Aside from the pitter patter of pet paws and my own keyboard clicks, the house is strangely silent. As a mom of an almost five year old, this hush doesn’t happen often.
Maeve is two houses away, playing inside with two long-time neighbor girls a few years her elder – and they all are delighted. Yesterday the new threesome played in our home, reading books, dressing up, chasing cats and even plopping down at the kitchen table to ask for a snack.
This is all so new to me. Now, we’ve shared playdates with preschool friends or meet-ups at the park – but as I’ve learned today, that’s so very different than letting her “be” without me or her dad. It’s just not about her being sans parent sidekicks, but we’ve orchestrated most every decision since we changed her first diaper. (Apologies to the future tweeny Maeve reading this. Yes, I mentioned your diapers to the world. Cue eye-roll … now!)
And in these moments I wonder if she will remember all we’ve tried to instill. Who will she “be” when not reminded by omnipotent voices from a few feet away to say thank you. Pick up the toys when you’re done. Take turns. Share. Be helpful. Use your kind voice. Make a good choice.

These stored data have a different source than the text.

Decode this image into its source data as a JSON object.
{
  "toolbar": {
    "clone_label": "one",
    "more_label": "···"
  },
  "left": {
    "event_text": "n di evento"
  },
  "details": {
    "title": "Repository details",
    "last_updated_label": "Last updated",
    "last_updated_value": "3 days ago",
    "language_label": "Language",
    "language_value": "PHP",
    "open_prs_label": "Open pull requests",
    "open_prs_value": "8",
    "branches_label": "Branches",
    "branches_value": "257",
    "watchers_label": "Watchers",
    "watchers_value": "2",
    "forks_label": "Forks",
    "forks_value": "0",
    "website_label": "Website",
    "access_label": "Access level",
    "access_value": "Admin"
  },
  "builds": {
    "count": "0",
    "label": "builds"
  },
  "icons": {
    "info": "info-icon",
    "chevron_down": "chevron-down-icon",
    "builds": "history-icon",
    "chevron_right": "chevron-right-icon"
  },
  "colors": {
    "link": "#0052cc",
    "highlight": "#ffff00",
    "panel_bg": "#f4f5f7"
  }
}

In five months, I’ll watch her enter elementary school as a kindergartner. Will she bravely bound inside, eager for new adventures? Or will she look back at me for assurance one last time before the door closes behind her? (If it’s anything like her first day at daycare when I returned to work, perhaps I should arrange for someone to get me home afterwards – who can see through all those tears to safely navigate a car through the streets?)

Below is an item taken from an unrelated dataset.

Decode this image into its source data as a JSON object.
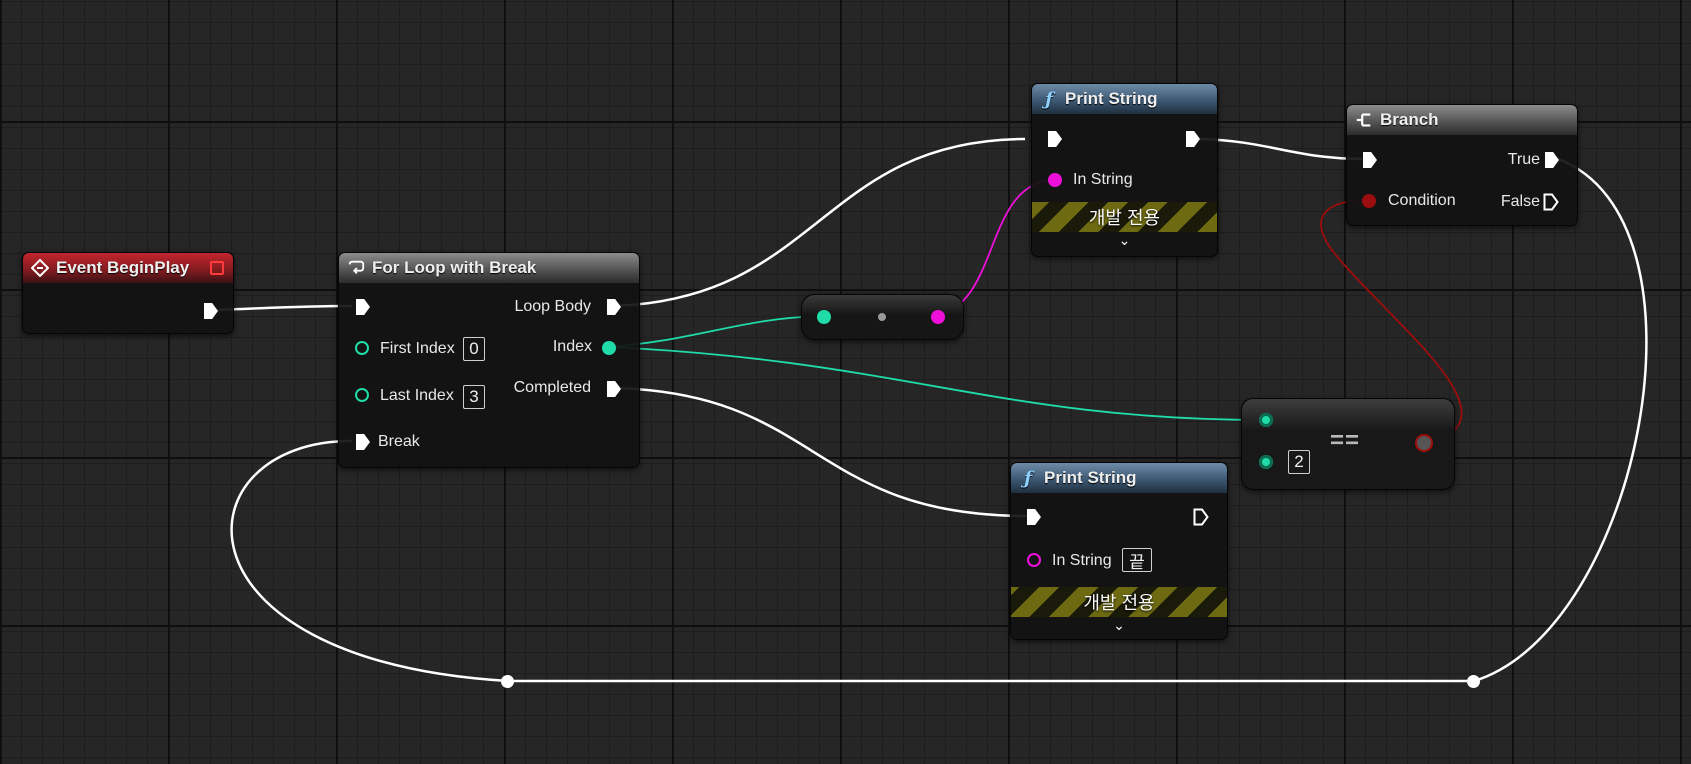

My mind sends me a reminder notice that this is just the beginning of an independence I’m supposed to be cultivating. You know, roots and wings.
Yet my maudlin heart responds with equal urgency that the moments are fleeting, the cuddles are numbered and it won’t be long before we’re not holding hands in public anymore.
I can’t help but be reminded of an excerpt in the book Tuesdays with Morrie:
“Life is a series of pulls back and forth. You want to do one thing, but you are bound to do something else. Something hurts you, yet you know it shouldn’t. You take certain things for granted, even when you know you should never take anything for granted. … A tension of opposites, like a pull on a rubber band. And most of us live somewhere in the middle.”
That tug-of-war in my heart is as fierce as her concentration while pumping on the playground swings or pushing her little Chucks into the pavement – handlebar tassels blowing in her breeze – as she and her Radio Flyer scooter sail away. Away from me, from her dad. Away from needing us so completely. Away from the cocoon we’ve enveloped her in since the day she made us a family.
The stillness in the house suddenly cuts sharply, and my thoughts are rattled back to the here and now as I hear the laughter and chatter of three new pals heading toward me, and just a few minutes after the return time I’d assigned.
The door swings open and the gleam in her eye is blinding. The energy she radiates brings me back to the bliss of my own childhood when the only concern was what to play next and how much time before dark.
Maeve smiles at me, and in this moment of welcoming, I feel so strongly the connection we’ve carefully cultivated while in that little cocoon.
That passage from Tuesdays with Morrie ends with this: “Which side wins? Love wins. Love always wins.”